Botulinum toxin type A (BoNT/A) is an approved treatment for chronic migraine and has been shown to be effective in reducing number, days, and severity of headache in other headache disorders. Whether botulinum toxin is a safe and effective treatment specifically for post-traumatic headache (PTH), however, is unknown. This study sought to determine whether treatment with BoNT/A improved symptoms of PTH in military veterans.

Forty subjects with PTH were randomized to receive treatment of either BoNT/A or a saline placebo. Sixteen weeks post-treatment or at return to baseline headache severity, subjects were crossed over to receive treatment with the other medication than previously treated with in the first session. Subjects recorded number of headaches, number of headache days, and headache pain severity in daily diaries. Outcome measures included change in the weekly number of headaches, number of headache days per week, and headache pain severity compared to baseline, and the change in number of headaches and number of headaches days at baseline compared to the rating scores averaged across weeks 6-11.
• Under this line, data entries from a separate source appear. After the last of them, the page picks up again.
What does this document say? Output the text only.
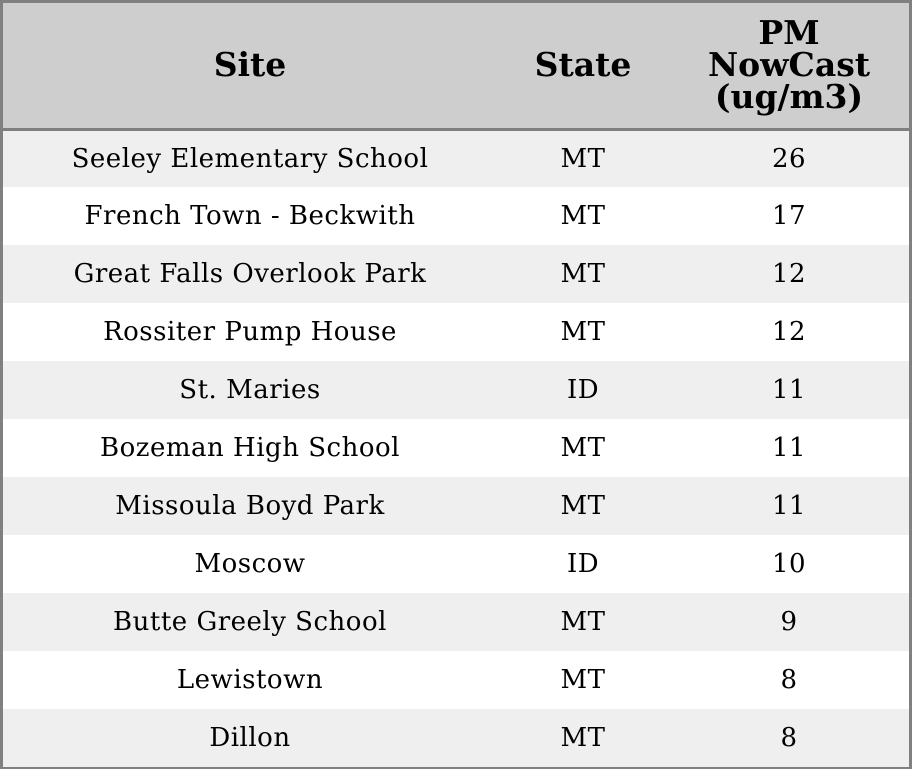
Site	State	PM
NowCast
(ug/m3)
Seeley Elementary School	MT	26
French Town - Beckwith	MT	17
Great Falls Overlook Park	MT	12
Rossiter Pump House	MT	12
St. Maries	ID	11
Bozeman High School	MT	11
Missoula Boyd Park	MT	11
Moscow	ID	10
Butte Greely School	MT	9
Lewistown	MT	8
Dillon	MT	8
The number of headaches per week significantly decreased by 2.24 (43.3%) with BoNT/A treatment (P < .001) and significantly increased by 1.28 (35.1%) with placebo (P = .02) at the end of the 16 weeks and the difference between groups was also significant (P < .001). The number of headache days per week also significantly decreased by 2.24 (44.4%) at the end of 16 weeks with BoNT/A treatment (P < .001), was not significantly changed with placebo, and the difference between the two groups was significant (P < .001). Both the change in number of headaches and number of headache days averaged across weeks 6-11 compared to baseline were significantly decreased in the BoNT/A group (1.6 and 1.4, respectively) compared to a significant increase of 0.3 in number of weekly headaches and a nonsignificant decrease of 0.1 in number of headache days for the placebo group (P = .048 and P = .005, respectively). Headache pain severity was significantly reduced by 0.06 with botulinum toxin treatment (P = .02) and was not significantly increased by 0.04 in the placebo group with a significant difference between groups (P = .006).
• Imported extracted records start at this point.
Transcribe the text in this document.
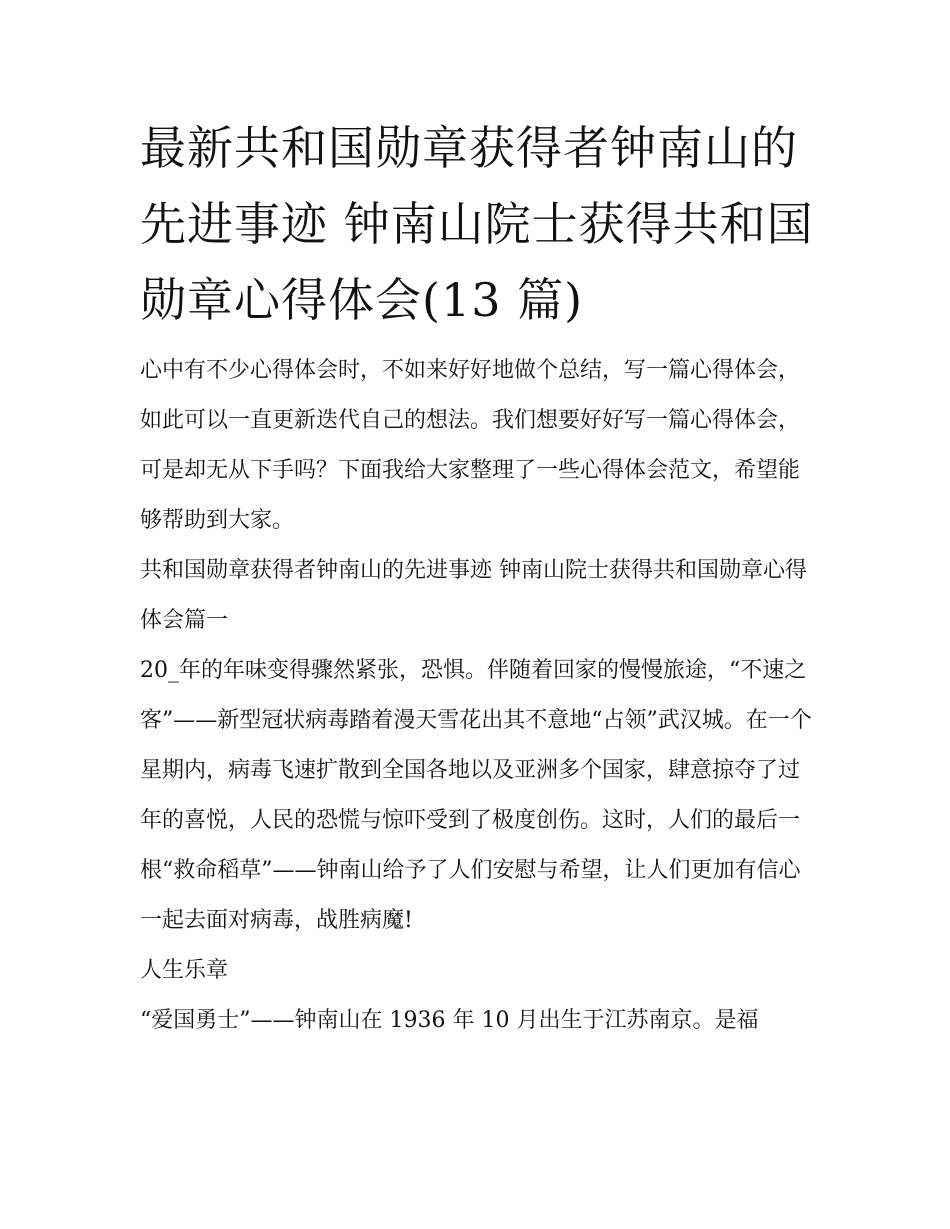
最新共和国勋章获得者钟南山的先进事迹 钟南山院士获得共和国勋章心得体会(13 篇)

心中有不少心得体会时，不如来好好地做个总结，写一篇心得体会，如此可以一直更新迭代自己的想法。我们想要好好写一篇心得体会，可是却无从下手吗？下面我给大家整理了一些心得体会范文，希望能够帮助到大家。

共和国勋章获得者钟南山的先进事迹 钟南山院士获得共和国勋章心得体会篇一

20_年的年味变得骤然紧张，恐惧。伴随着回家的慢慢旅途，“不速之客”——新型冠状病毒踏着漫天雪花出其不意地“占领”武汉城。在一个星期内，病毒飞速扩散到全国各地以及亚洲多个国家，肆意掠夺了过年的喜悦，人民的恐慌与惊吓受到了极度创伤。这时，人们的最后一根“救命稻草”——钟南山给予了人们安慰与希望，让人们更加有信心一起去面对病毒，战胜病魔!

人生乐章

“爱国勇士”——钟南山在 1936 年 10 月出生于江苏南京。是福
Treatment with BoNT/A clinically and significantly improved the frequency and pain severity of PTH compared to placebo in military veterans. Limitations of the study include subject dropout, adherence to documenting variables daily in the dairy, and only one treatment of BoNT/A. Strengths include the cross-over study design, which demonstrated that BoNT/A was effective regardless of treatment order. This dataset is the first prospective study to evaluate BoNT/A as an intervention for symptoms of PTH and provides evidence that larger-scale and multiple treatment studies evaluating BoNT/A for this headache type are warranted.